Monday, July 25, 2011

Stove Top Popcorn

  1. Use a 3 qt. saucepan with lid.
  2. Put 2 T. of vegetable oil into pan.  Add ½ tsp. salt and 3 kernels of popcorn, cover and heat on medium high.
  3. When first kernel pops, lift lid and add 1/3 C. popcorn and 2 T. butter.  Cover with lid and gently shake pan over heat until popping stops.
  4. Lift lid and allow steam to escape.  Carefully pour popped corn into large bowl and season to taste.
  5. Store raw popcorn in an airtight container at room temperature.

Punch

1 part white grape juice: 1 part ginger ale.

Serve chilled with ice ring.

Green Punch

½ gal. lime sherbet
3 qts 7-Up, chilled

Soften sherbet five minutes.  Stir in 7-Up.  Serves 36.

Slushy Punch

2 pkg. cherry kool-aid
1 pkg. lemon lime kool-aid
3 qt. water
large can pineapple juice
3 C sugar

Freeze until slushy in gallon zip-lock freezer bags.

(If frozen solid, let sit out several hours until slushy.)

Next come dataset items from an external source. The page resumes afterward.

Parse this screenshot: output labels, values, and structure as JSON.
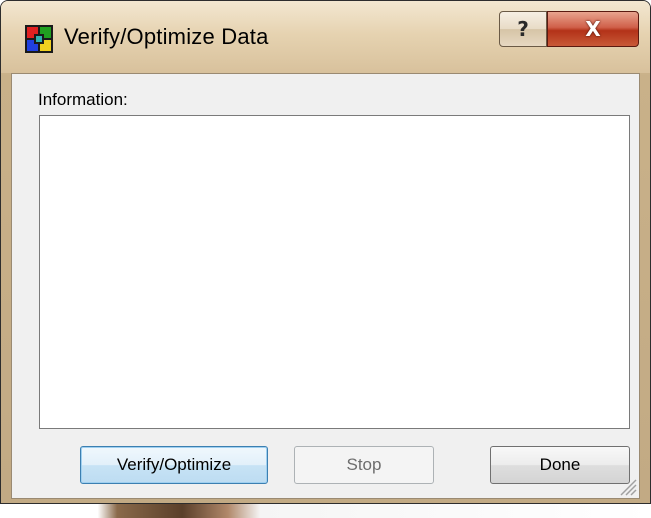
{
  "window": {
    "title": "Verify/Optimize Data",
    "help_label": "?",
    "close_label": "X"
  },
  "main": {
    "info_label": "Information:",
    "info_text": ""
  },
  "buttons": {
    "verify_label": "Verify/Optimize",
    "stop_label": "Stop",
    "done_label": "Done"
  },
  "icons": {
    "app": "app-grid-icon",
    "help": "help-icon",
    "close": "close-icon",
    "resize": "resize-grip-icon"
  },
  "colors": {
    "titlebar": "#e6d3b1",
    "close_button": "#c84a2e",
    "default_button_border": "#3c7fb1",
    "client_background": "#f0f0f0"
  }
}
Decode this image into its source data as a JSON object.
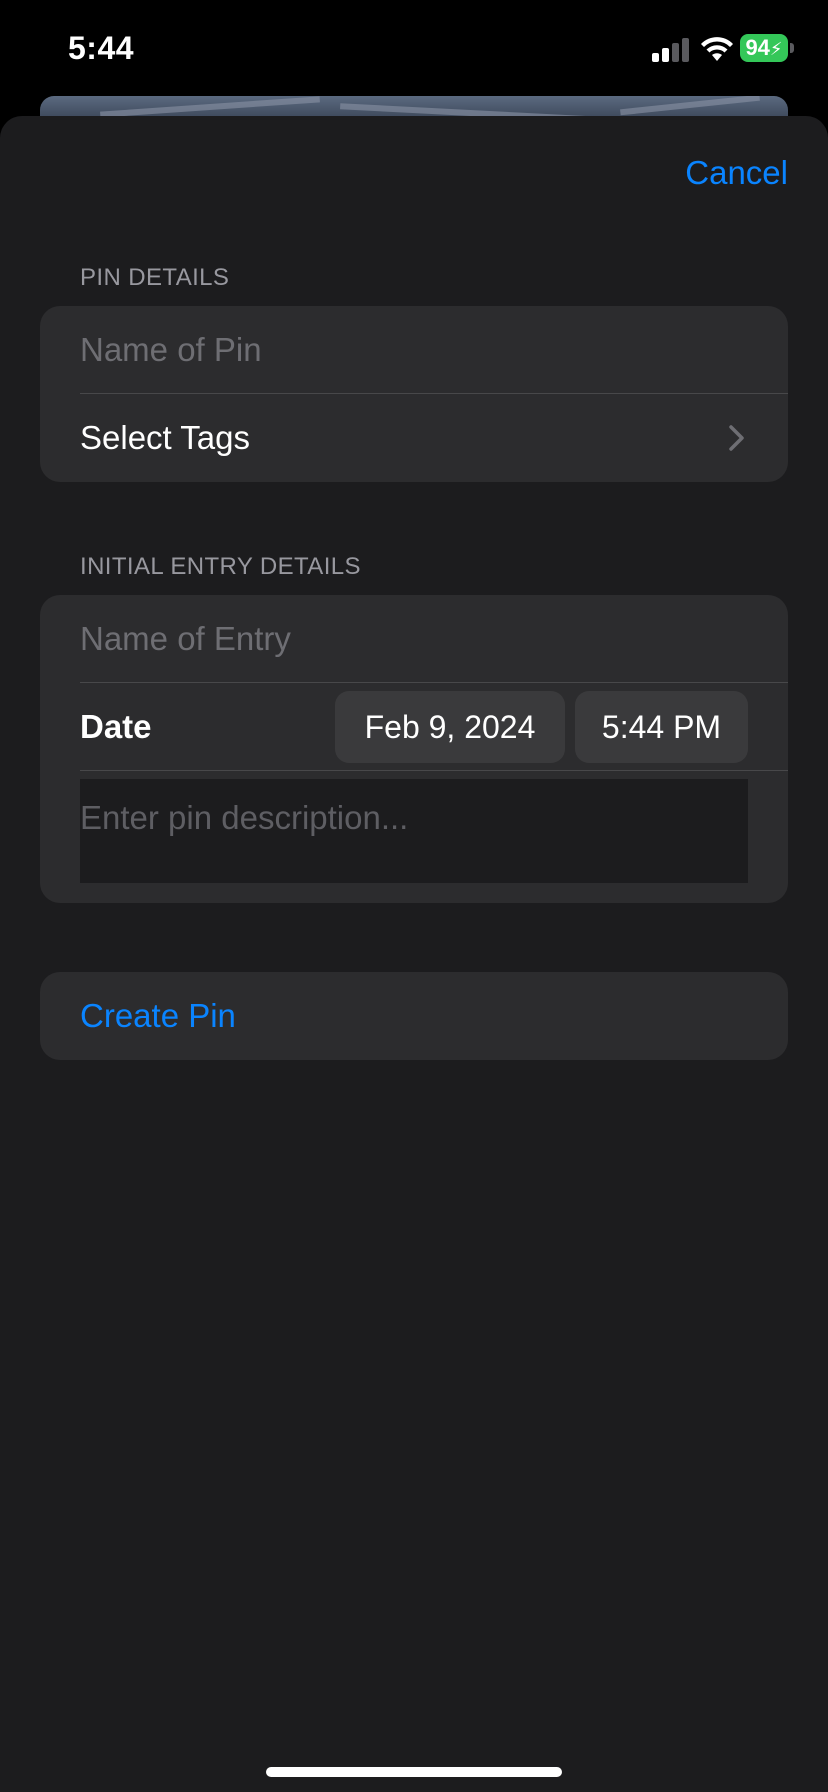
{
  "status_bar": {
    "time": "5:44",
    "battery_level": "94",
    "signal_bars_active": 2,
    "signal_bars_total": 4
  },
  "sheet": {
    "cancel_label": "Cancel",
    "pin_details": {
      "header": "PIN DETAILS",
      "name_placeholder": "Name of Pin",
      "tags_label": "Select Tags"
    },
    "initial_entry": {
      "header": "INITIAL ENTRY DETAILS",
      "name_placeholder": "Name of Entry",
      "date_label": "Date",
      "date_value": "Feb 9, 2024",
      "time_value": "5:44 PM",
      "description_placeholder": "Enter pin description..."
    },
    "create_label": "Create Pin"
  },
  "colors": {
    "accent": "#0a84ff",
    "sheet_bg": "#1c1c1e",
    "group_bg": "#2c2c2e",
    "battery": "#34c759"
  },
  "icons": [
    "cellular-signal-icon",
    "wifi-icon",
    "battery-charging-icon",
    "chevron-right-icon"
  ]
}
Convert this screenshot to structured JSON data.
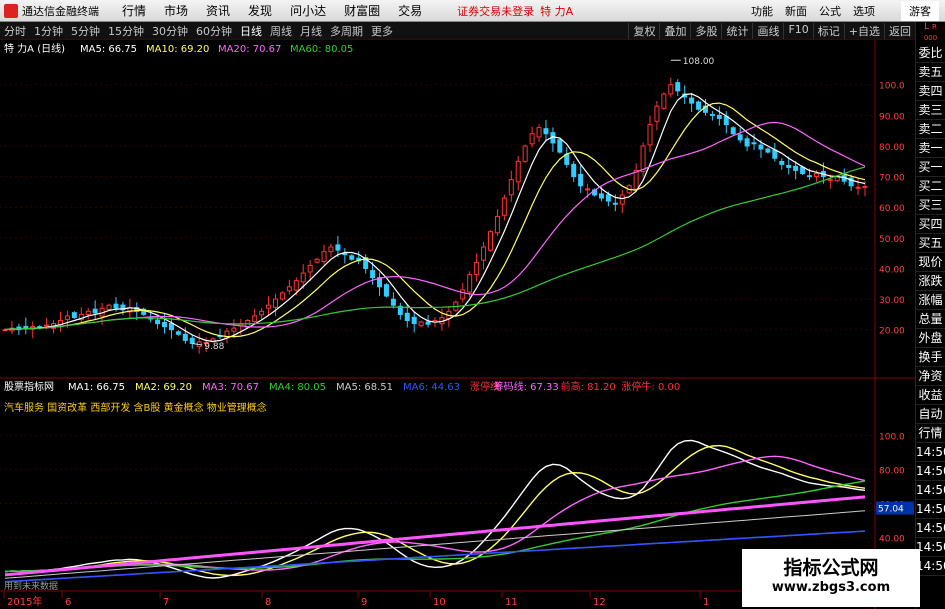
{
  "menubar": {
    "app_title": "通达信金融终端",
    "items": [
      "行情",
      "市场",
      "资讯",
      "发现",
      "问小达",
      "财富圈",
      "交易"
    ],
    "warning": "证券交易未登录",
    "stock_name": "特 力A",
    "right_items": [
      "功能",
      "新面",
      "公式",
      "选项"
    ],
    "guest": "游客"
  },
  "toolbar": {
    "periods": [
      "分时",
      "1分钟",
      "5分钟",
      "15分钟",
      "30分钟",
      "60分钟",
      "日线",
      "周线",
      "月线",
      "多周期",
      "更多"
    ],
    "active_period": "日线",
    "right_tools": [
      "复权",
      "叠加",
      "多股",
      "统计",
      "画线",
      "F10",
      "标记",
      "+自选",
      "返回"
    ]
  },
  "sidebar": {
    "corner_label": "L",
    "corner_sub": "R",
    "corner_code": "000",
    "items": [
      "委比",
      "卖五",
      "卖四",
      "卖三",
      "卖二",
      "卖一",
      "买一",
      "买二",
      "买三",
      "买四",
      "买五",
      "现价",
      "涨跌",
      "涨幅",
      "总量",
      "外盘",
      "换手",
      "净资",
      "收益",
      "自动",
      "行情",
      "14:50",
      "14:50",
      "14:50",
      "14:50",
      "14:50",
      "14:50",
      "14:50"
    ]
  },
  "main_panel": {
    "title": "特 力A (日线)",
    "legend": [
      {
        "label": "MA5: 66.75",
        "color": "#ffffff"
      },
      {
        "label": "MA10: 69.20",
        "color": "#ffff66"
      },
      {
        "label": "MA20: 70.67",
        "color": "#ff66ff"
      },
      {
        "label": "MA60: 80.05",
        "color": "#33cc33"
      }
    ],
    "high_label": "108.00",
    "low_label": "9.88",
    "y_labels": [
      "100.0",
      "90.00",
      "80.00",
      "70.00",
      "60.00",
      "50.00",
      "40.00",
      "30.00",
      "20.00"
    ]
  },
  "sub_panel": {
    "title": "股票指标网",
    "legend": [
      {
        "label": "MA1: 66.75",
        "color": "#ffffff"
      },
      {
        "label": "MA2: 69.20",
        "color": "#ffff66"
      },
      {
        "label": "MA3: 70.67",
        "color": "#ff66ff"
      },
      {
        "label": "MA4: 80.05",
        "color": "#33cc33"
      },
      {
        "label": "MA5: 68.51",
        "color": "#cccccc"
      },
      {
        "label": "MA6: 44.63",
        "color": "#3355ff"
      },
      {
        "label": "涨停线",
        "color": "#ff3333"
      },
      {
        "label": "筹码线: 67.33",
        "color": "#ff66ff"
      },
      {
        "label": "前高: 81.20",
        "color": "#ff3333"
      },
      {
        "label": "涨停牛: 0.00",
        "color": "#ff3333"
      }
    ],
    "sector_text": "汽车服务 国资改革 西部开发 含B股 黄金概念 物业管理概念",
    "current_value": "57.04",
    "bottom_caption": "用到未来数据",
    "y_labels": [
      "100.0",
      "80.00",
      "60.00",
      "40.00"
    ]
  },
  "x_axis": [
    "2015年",
    "6",
    "7",
    "8",
    "9",
    "10",
    "11",
    "12",
    "1"
  ],
  "watermark": {
    "line1": "指标公式网",
    "line2": "www.zbgs3.com"
  },
  "chart_data": {
    "type": "candlestick",
    "title": "特 力A (日线)",
    "ylim": [
      15,
      112
    ],
    "yticks": [
      20,
      30,
      40,
      50,
      60,
      70,
      80,
      90,
      100
    ],
    "annotations": [
      {
        "label": "108.00",
        "value": 108.0
      },
      {
        "label": "9.88",
        "value": 9.88
      }
    ],
    "closes": [
      20,
      20.5,
      20,
      20.8,
      21,
      20.6,
      21.5,
      22,
      23,
      24.5,
      24,
      25,
      26,
      25.5,
      27,
      28,
      27,
      26.5,
      27.2,
      26,
      25,
      23.5,
      22,
      21,
      20,
      18.5,
      16.5,
      15.5,
      16,
      15.8,
      17,
      18,
      19.5,
      20.5,
      21.8,
      23,
      24.5,
      26,
      28,
      30,
      32,
      34,
      36,
      38.5,
      41,
      43,
      45.5,
      47,
      46,
      44.5,
      43,
      42.5,
      40,
      37,
      34,
      31,
      28,
      25,
      23,
      22,
      22.5,
      21.8,
      23,
      24,
      26,
      29,
      33,
      38,
      42,
      47,
      52,
      57,
      63,
      69,
      75,
      80,
      84,
      86,
      84,
      81,
      78,
      74,
      70,
      67,
      66,
      64,
      63,
      62,
      61,
      64,
      67,
      72,
      80,
      87,
      93,
      97,
      100,
      98,
      96,
      94,
      92,
      91,
      90,
      89,
      87,
      84,
      82,
      80,
      81,
      79,
      78,
      76,
      74,
      73,
      72,
      71,
      70,
      71,
      70,
      69,
      70,
      68.5,
      67,
      66.5,
      66.75
    ],
    "ma_series": [
      {
        "name": "MA5",
        "color": "#ffffff",
        "last": 66.75
      },
      {
        "name": "MA10",
        "color": "#ffff66",
        "last": 69.2
      },
      {
        "name": "MA20",
        "color": "#ff66ff",
        "last": 70.67
      },
      {
        "name": "MA60",
        "color": "#33cc33",
        "last": 80.05
      }
    ]
  }
}
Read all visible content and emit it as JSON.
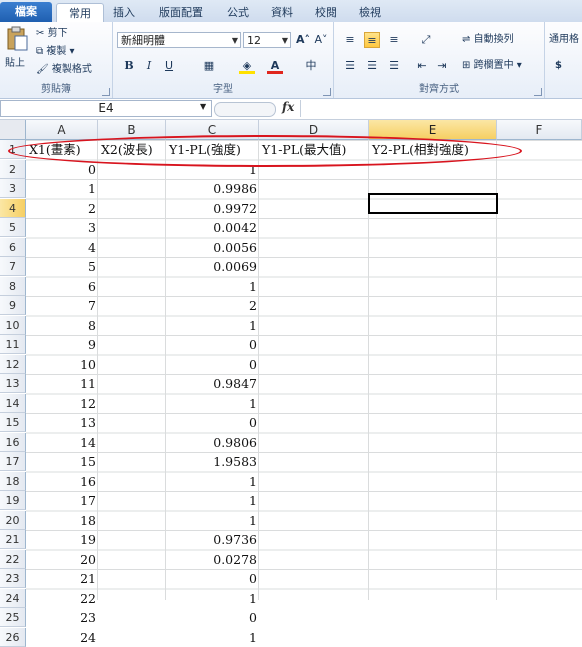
{
  "tabs": [
    "檔案",
    "常用",
    "插入",
    "版面配置",
    "公式",
    "資料",
    "校閱",
    "檢視"
  ],
  "active_tab": "常用",
  "clipboard": {
    "paste": "貼上",
    "cut": "剪下",
    "copy": "複製",
    "format_painter": "複製格式",
    "label": "剪貼簿"
  },
  "font": {
    "name": "新細明體",
    "size": "12",
    "label": "字型",
    "bold": "B",
    "italic": "I",
    "underline": "U",
    "grow": "A˄",
    "shrink": "A˅",
    "phonetic": "中"
  },
  "alignment": {
    "wrap": "自動換列",
    "merge": "跨欄置中",
    "label": "對齊方式"
  },
  "number": {
    "format": "通用格",
    "currency": "$"
  },
  "formula_bar": {
    "name_box": "E4",
    "fx": "fx",
    "value": ""
  },
  "columns": [
    "A",
    "B",
    "C",
    "D",
    "E",
    "F"
  ],
  "selected_column": "E",
  "rows": [
    "1",
    "2",
    "3",
    "4",
    "5",
    "6",
    "7",
    "8",
    "9",
    "10",
    "11",
    "12",
    "13",
    "14",
    "15",
    "16",
    "17",
    "18",
    "19",
    "20",
    "21",
    "22",
    "23",
    "24",
    "25",
    "26"
  ],
  "selected_row": "4",
  "headers": [
    "X1(畫素)",
    "X2(波長)",
    "Y1-PL(強度)",
    "Y1-PL(最大值)",
    "Y2-PL(相對強度)"
  ],
  "col_a": [
    "0",
    "1",
    "2",
    "3",
    "4",
    "5",
    "6",
    "7",
    "8",
    "9",
    "10",
    "11",
    "12",
    "13",
    "14",
    "15",
    "16",
    "17",
    "18",
    "19",
    "20",
    "21",
    "22",
    "23",
    "24"
  ],
  "col_c": [
    "1",
    "0.9986",
    "0.9972",
    "0.0042",
    "0.0056",
    "0.0069",
    "1",
    "2",
    "1",
    "0",
    "0",
    "0.9847",
    "1",
    "0",
    "0.9806",
    "1.9583",
    "1",
    "1",
    "1",
    "0.9736",
    "0.0278",
    "0",
    "1",
    "0",
    "1"
  ],
  "colors": {
    "annotation": "#d8141e",
    "selection": "#f6cf63",
    "file_tab": "#1f5fb0"
  }
}
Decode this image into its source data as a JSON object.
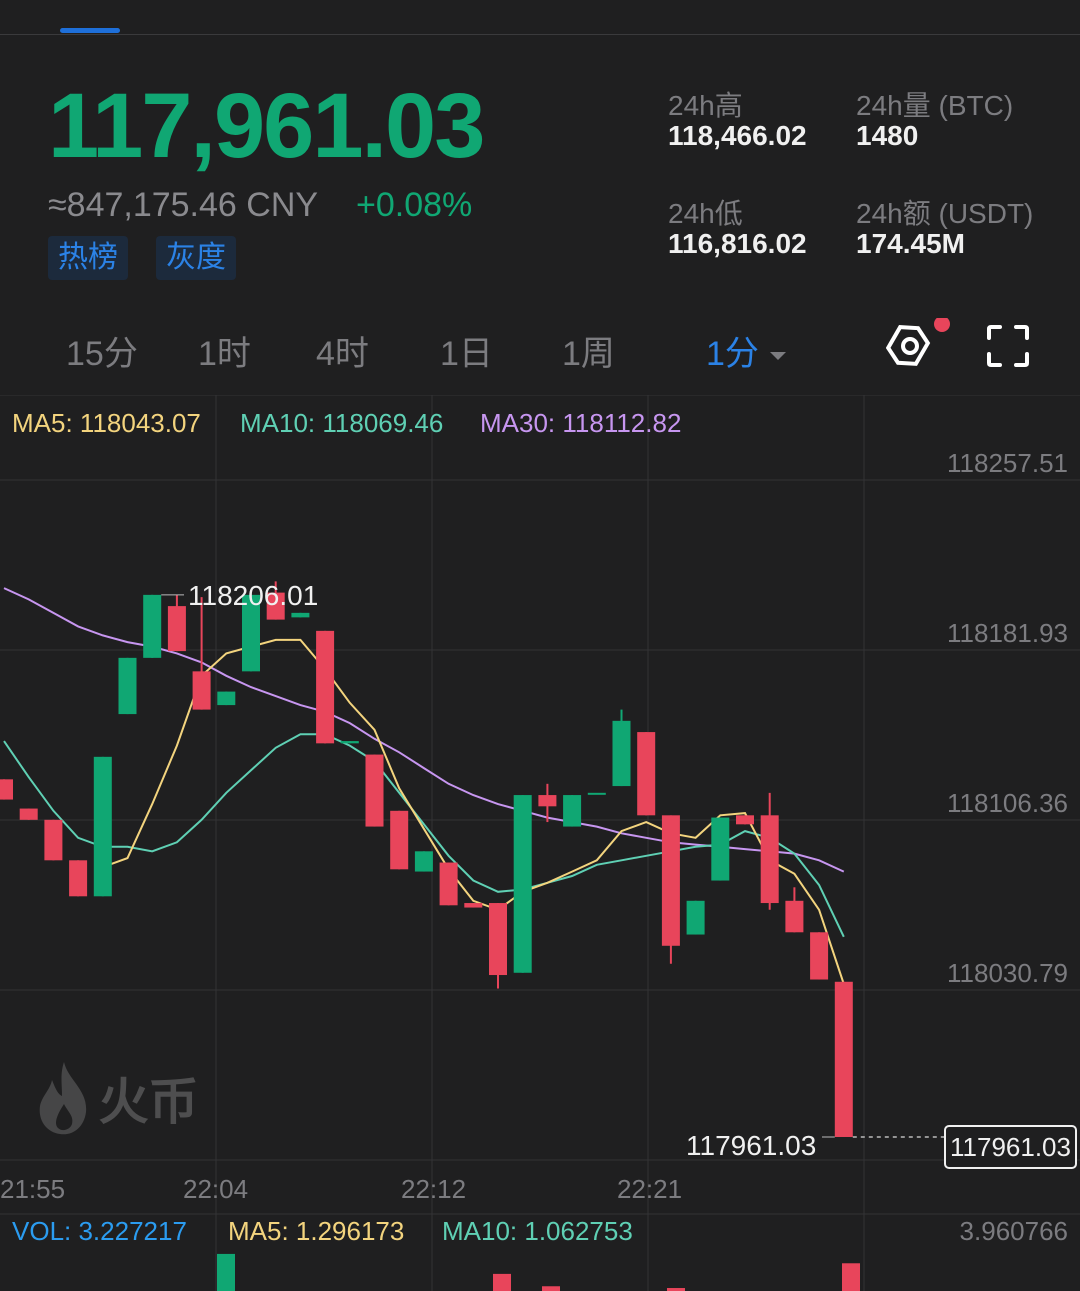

Put in punch bowl and add a 2 liter bottle of 7-Up.

Sugared Peanuts

1 C. sugar
½ C. water
¼ tsp. maple flavoring
2 ½ C. raw shelled peanuts

Combine all ingredients in medium saucepan.  Cook over medium heat stirring frequently 10-15 minutes, or until peanuts are coated with syrup.  Cook until syrup is all gone.

Spread peanuts on well-greased pan.  Bake at 300° for 15 minutes.  Remove from oven and stir well.  Return to oven and bake an additional 15 minutes.